How many breaking changes has node gone through? Our boy Ryan Dahl literally reimplemented a JS runtime as Deno in Rust because he was like "ya i made node and it was cool for a bit but this is getting out of hand" Great! Use Deno! Use Node! Use Fortran if you're productive in it. The idea that you have to curate what shit you're learning because of a predicted decline in the ecosystem of said shit is such a waste of time and I shake my head in sadness at anyone who isn't learning something because they fear it might be deprecated tomorrow. Be the change you want to see in the world. If anything, the APIs youre using in $POPULAR_LANGUAGE will be deprecated and the APIs that are not getting blog posts on HN are actually still stable. Run it in a container! Who cares!

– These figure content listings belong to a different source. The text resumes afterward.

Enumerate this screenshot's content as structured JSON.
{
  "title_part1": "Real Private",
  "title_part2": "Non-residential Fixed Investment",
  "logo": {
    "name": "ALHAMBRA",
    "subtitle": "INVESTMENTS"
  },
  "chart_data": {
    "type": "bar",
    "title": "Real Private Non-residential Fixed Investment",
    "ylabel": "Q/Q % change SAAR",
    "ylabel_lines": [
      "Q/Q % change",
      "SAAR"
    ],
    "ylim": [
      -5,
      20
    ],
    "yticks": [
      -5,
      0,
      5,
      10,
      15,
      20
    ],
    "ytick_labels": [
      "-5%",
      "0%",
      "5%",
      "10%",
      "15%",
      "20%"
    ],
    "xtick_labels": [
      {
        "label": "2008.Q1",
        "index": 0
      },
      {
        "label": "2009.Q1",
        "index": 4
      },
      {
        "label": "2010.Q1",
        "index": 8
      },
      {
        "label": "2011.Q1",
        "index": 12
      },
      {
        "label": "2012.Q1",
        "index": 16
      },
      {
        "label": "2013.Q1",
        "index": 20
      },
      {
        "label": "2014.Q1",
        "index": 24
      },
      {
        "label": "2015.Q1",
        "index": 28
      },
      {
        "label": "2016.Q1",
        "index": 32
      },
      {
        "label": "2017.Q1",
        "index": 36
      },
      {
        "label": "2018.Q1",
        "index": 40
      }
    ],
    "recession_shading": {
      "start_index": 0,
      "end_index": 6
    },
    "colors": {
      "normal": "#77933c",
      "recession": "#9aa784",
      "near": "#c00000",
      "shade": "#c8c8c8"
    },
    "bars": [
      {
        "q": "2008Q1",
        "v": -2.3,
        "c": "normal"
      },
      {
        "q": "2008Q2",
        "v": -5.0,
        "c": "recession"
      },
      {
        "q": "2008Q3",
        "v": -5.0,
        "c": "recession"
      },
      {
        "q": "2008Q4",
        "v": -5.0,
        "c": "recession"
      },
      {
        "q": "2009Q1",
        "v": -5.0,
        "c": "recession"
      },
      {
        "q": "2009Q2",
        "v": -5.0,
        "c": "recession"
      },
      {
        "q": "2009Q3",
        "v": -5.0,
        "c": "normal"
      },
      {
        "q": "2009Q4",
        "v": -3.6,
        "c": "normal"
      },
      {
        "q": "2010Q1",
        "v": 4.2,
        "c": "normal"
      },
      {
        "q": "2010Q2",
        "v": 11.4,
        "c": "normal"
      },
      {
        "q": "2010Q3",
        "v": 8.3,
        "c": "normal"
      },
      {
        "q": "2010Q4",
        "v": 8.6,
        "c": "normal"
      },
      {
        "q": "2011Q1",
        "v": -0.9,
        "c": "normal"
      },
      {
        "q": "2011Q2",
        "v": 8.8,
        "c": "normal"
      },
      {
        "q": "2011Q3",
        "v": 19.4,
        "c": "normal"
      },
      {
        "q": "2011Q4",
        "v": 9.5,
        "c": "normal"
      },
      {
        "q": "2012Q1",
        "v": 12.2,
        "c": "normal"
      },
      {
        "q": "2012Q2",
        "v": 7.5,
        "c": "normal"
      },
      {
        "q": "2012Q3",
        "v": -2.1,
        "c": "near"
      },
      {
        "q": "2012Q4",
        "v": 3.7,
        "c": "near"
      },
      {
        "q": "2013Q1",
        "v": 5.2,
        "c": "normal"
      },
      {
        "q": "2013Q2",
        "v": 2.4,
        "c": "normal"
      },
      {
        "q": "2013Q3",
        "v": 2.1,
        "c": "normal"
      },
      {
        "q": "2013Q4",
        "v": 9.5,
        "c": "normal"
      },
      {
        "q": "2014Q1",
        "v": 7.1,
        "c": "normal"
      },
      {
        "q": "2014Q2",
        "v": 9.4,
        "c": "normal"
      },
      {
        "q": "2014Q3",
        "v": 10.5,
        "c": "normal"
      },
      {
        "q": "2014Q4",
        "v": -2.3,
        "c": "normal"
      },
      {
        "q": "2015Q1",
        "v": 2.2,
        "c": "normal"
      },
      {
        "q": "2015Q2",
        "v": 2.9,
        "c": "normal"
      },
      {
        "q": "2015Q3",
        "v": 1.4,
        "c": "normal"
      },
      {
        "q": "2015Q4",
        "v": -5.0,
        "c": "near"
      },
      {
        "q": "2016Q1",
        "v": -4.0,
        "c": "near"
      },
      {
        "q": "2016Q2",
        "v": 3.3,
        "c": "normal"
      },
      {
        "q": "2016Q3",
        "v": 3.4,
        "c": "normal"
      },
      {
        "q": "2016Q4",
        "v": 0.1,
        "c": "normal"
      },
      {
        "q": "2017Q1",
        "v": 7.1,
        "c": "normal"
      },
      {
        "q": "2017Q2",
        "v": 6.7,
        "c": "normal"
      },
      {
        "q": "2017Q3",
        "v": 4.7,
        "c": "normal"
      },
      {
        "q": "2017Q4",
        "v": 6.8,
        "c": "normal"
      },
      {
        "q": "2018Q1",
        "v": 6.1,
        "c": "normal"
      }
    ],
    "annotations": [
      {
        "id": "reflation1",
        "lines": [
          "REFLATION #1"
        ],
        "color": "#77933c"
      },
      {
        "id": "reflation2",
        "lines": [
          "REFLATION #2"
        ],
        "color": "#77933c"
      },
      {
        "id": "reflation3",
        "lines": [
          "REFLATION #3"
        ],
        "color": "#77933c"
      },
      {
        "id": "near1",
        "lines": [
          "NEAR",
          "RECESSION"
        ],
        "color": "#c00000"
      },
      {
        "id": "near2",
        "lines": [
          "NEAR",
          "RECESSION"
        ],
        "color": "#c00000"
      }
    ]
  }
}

You know what will be not important? deep ponderences of some tech rolled out over an API like AWS Lambdas or Google's AMP stuff, or React, or Angular (remember that? Lmao! Only a few years ago!). Focus on fundamentals and avoid the constant churn of new features that get deprecated 6 quarters from now.

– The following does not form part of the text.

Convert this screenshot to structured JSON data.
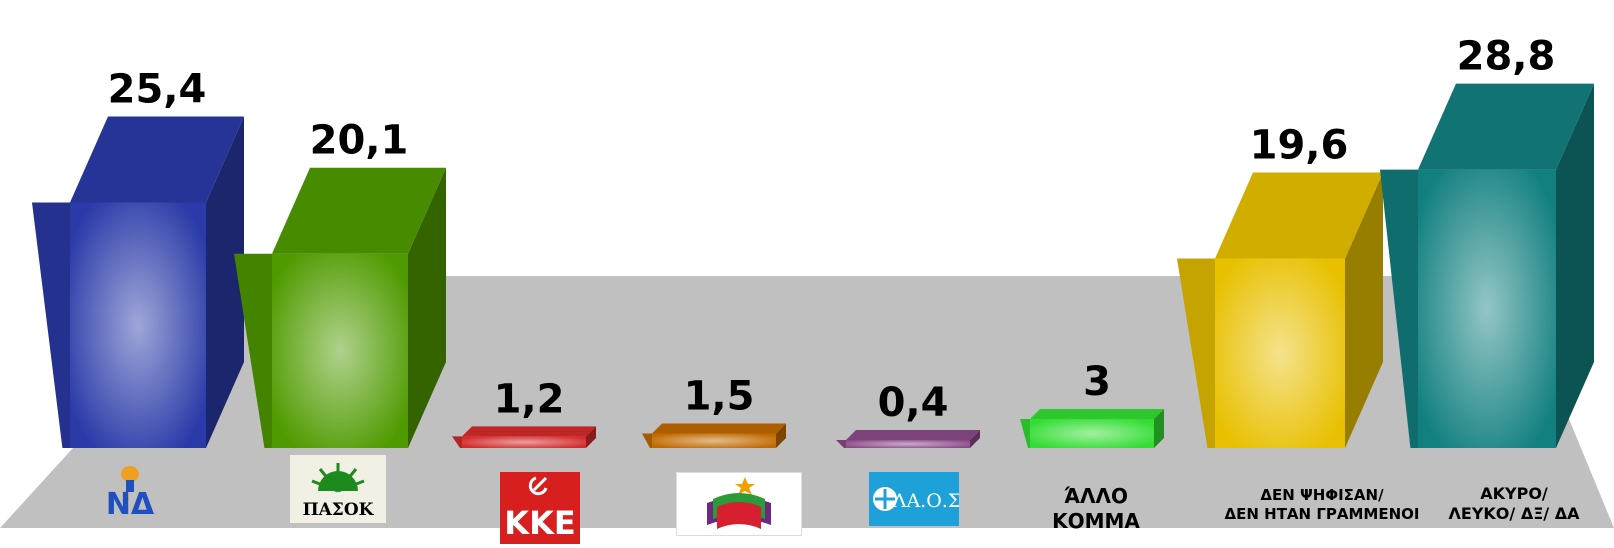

How so? Plenty of large companies still use Rails. Plenty of startups still use it. I remember when SPAs were all the rage, now every JS framework is doing SSR, just like Rails did/does. What full-stack framework is as complete *and* allows for the same speed of development?
Ruby is alive and well. We don’t use Rails specifically (Hanami + ROM.rb + DRY.rb), but absolutely love Ruby as a language and the ecosystem surrounding it. It’s productive, and as powerful as you need it to be.
When it comes to building feature-rich web applications quickly and sanely, Ruby is still hard to beat IMO.
Rails docs are amazing, but #merge doesn't get enough love. Maybe I'll issue a pull request to improve it with some examples like this and the ones from the article.
that’s one of those little niggles i’ve had about rails that gets solved so neatly eventually. i started with rails 3 (#merge is a rails 4 addition) so i didn’t know about #merge for a while (#or was another nice addition), and was doing a lot of that ugly chaining in the beginning. same with js - with the move to frontend without webpacker and node, i’m eager to try out rails 7 alpha to see what the dev ergonomics are like now.
I love the section about getting rid of Active Record only to discover that the handwritten SQL equivalent is unmaintainable and slower.
Also if you're on the fat-models team and you have lots of behaviors and business logic on your models, it's often easier to just go with Active Record, because the second you wander off the beaten path (e.g. handwritten joins) you start dealing with weird franken-models that contain attributes from multiple tables, but not their behaviors (methods, callbacks).
Great post at the perfect time. I am currently wrestling with some gnarly, expensive queries in postgres and this gives me some great leads to try out.
Also, I appreciate the Rails love.
I know this is not a Who Is Hiring post, but if you are into Rails/Postgres and in the market (between UTC-4 and UTC-8 timezones), feel free to send me a note: gabe at instrumentl.com. We are doing some "biggish" data work helping nonprofits find grants and other fundraising opportunities.
Good post, well written, taught me a couple of things I didn't knew and uses Ruby in a clean way. I don't think it meant to be uber scalable but last time I had to build search in ruby I had to use Ferret (a great lib) and it was not this straightforward.